Kona Expressway (part of NH12, not to be confused with Kona Highroad or NH117) is a 6 lane  grade-separated, tolled expressway in the suburban fringes of Kolkata, West Bengal. It is one of the most important entries to Kolkata. As of November 2022, the road carries more 70,000 vehicles per day. The road links National Highway 16 (India) (NH 16) near Kona, Nibra to Vivekananda Setu, which leads to Kolkata. The expressway is part of NH 12.

Route
Kona Expressway entirely lies in the Howrah district and comes under the Howrah Municipal Corporation. The route was opened in 2001. Kona Expressway is significant since it is one of the three and major route to enter in Kolkata. The route goes through major areas like Carry road, which is the connector to Andul road, an important route of Howrah parallel to Kona Expressway. At Belepole, the Drainage Canal road connects with Kona Expressway, which is a major route to Howrah Maidan and Howrah-Amta road. Also the route acts as major connector to the areas like Santragachi, Jagacha, Gorpha, Belepole etc. Though the route is six lanes (four major lanes and two service roads) but it becomes two lanes on Santragachi over-bridge which crosses over Santragachi jheel and rail lines.

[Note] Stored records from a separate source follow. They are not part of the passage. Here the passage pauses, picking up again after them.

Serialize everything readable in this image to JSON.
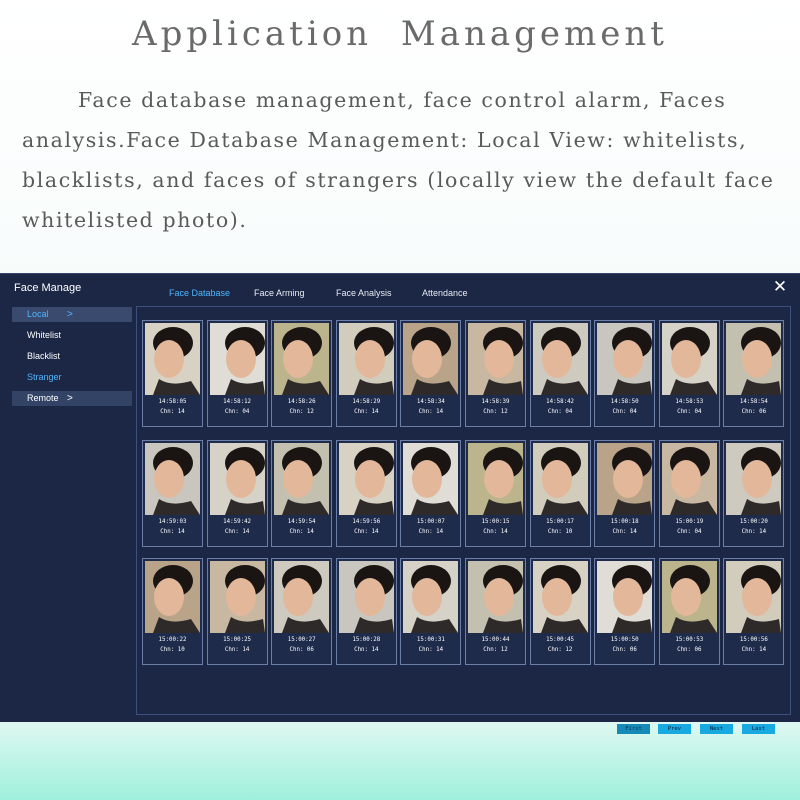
{
  "banner": {
    "title": "Application  Management",
    "description": "Face database management, face control alarm, Faces analysis.Face Database Management: Local View: whitelists, blacklists, and faces of strangers (locally view the default face whitelisted photo)."
  },
  "window": {
    "title": "Face Manage",
    "close_icon": "close-icon"
  },
  "tabs": [
    {
      "label": "Face Database",
      "active": true
    },
    {
      "label": "Face Arming",
      "active": false
    },
    {
      "label": "Face Analysis",
      "active": false
    },
    {
      "label": "Attendance",
      "active": false
    }
  ],
  "sidebar": {
    "items": [
      {
        "label": "Local",
        "chevron": ">"
      },
      {
        "label": "Whitelist"
      },
      {
        "label": "Blacklist"
      },
      {
        "label": "Stranger"
      },
      {
        "label": "Remote",
        "chevron": ">"
      }
    ]
  },
  "faces": [
    {
      "time": "14:58:05",
      "chn": "Chn: 14"
    },
    {
      "time": "14:58:12",
      "chn": "Chn: 04"
    },
    {
      "time": "14:58:26",
      "chn": "Chn: 12"
    },
    {
      "time": "14:58:29",
      "chn": "Chn: 14"
    },
    {
      "time": "14:58:34",
      "chn": "Chn: 14"
    },
    {
      "time": "14:58:39",
      "chn": "Chn: 12"
    },
    {
      "time": "14:58:42",
      "chn": "Chn: 04"
    },
    {
      "time": "14:58:50",
      "chn": "Chn: 04"
    },
    {
      "time": "14:58:53",
      "chn": "Chn: 04"
    },
    {
      "time": "14:58:54",
      "chn": "Chn: 06"
    },
    {
      "time": "14:59:03",
      "chn": "Chn: 14"
    },
    {
      "time": "14:59:42",
      "chn": "Chn: 14"
    },
    {
      "time": "14:59:54",
      "chn": "Chn: 14"
    },
    {
      "time": "14:59:56",
      "chn": "Chn: 14"
    },
    {
      "time": "15:00:07",
      "chn": "Chn: 14"
    },
    {
      "time": "15:00:15",
      "chn": "Chn: 14"
    },
    {
      "time": "15:00:17",
      "chn": "Chn: 10"
    },
    {
      "time": "15:00:18",
      "chn": "Chn: 14"
    },
    {
      "time": "15:00:19",
      "chn": "Chn: 04"
    },
    {
      "time": "15:00:20",
      "chn": "Chn: 14"
    },
    {
      "time": "15:00:22",
      "chn": "Chn: 10"
    },
    {
      "time": "15:00:25",
      "chn": "Chn: 14"
    },
    {
      "time": "15:00:27",
      "chn": "Chn: 06"
    },
    {
      "time": "15:00:28",
      "chn": "Chn: 14"
    },
    {
      "time": "15:00:31",
      "chn": "Chn: 14"
    },
    {
      "time": "15:00:44",
      "chn": "Chn: 12"
    },
    {
      "time": "15:00:45",
      "chn": "Chn: 12"
    },
    {
      "time": "15:00:50",
      "chn": "Chn: 06"
    },
    {
      "time": "15:00:53",
      "chn": "Chn: 06"
    },
    {
      "time": "15:00:56",
      "chn": "Chn: 14"
    }
  ],
  "pagination": {
    "first": "First",
    "prev": "Prev",
    "next": "Next",
    "last": "Last"
  },
  "colors": {
    "window_bg": "#1b2745",
    "accent": "#4eb6ff",
    "button": "#18a9e0"
  }
}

The route passes along two major inter-city railway junctions namely, Santragachi Junction railway station in Santragachi and Shalimar railway station near Vidyasagar Setu toll centre. Santragachi junction railway station is the third largest station in Kolkata Metropolitan area. Santragachi bus terminus is also along the route, which is used as inter-city bus terminus for Kolkata and long distance buses. Kona Expressway serves as the route of buses like Barasat-Newtown-Santragachi, Barasat-Ultadanga-Santragachi, KB15 (Santragachi-Anandapur), EB1A (to Belgharia), VS12 (to New Town), K11 (Domjur - Rabindra Sadan), 26 (Mini) (Unsani - Esplanade), C11 (Domjur - B.B.D. Bagh/Belgachia), E6 (Amta - Esplanade), E7 (Bagnan - Esplanade) etc.

The route was previously a part of NH 117 and a connector to NH 6.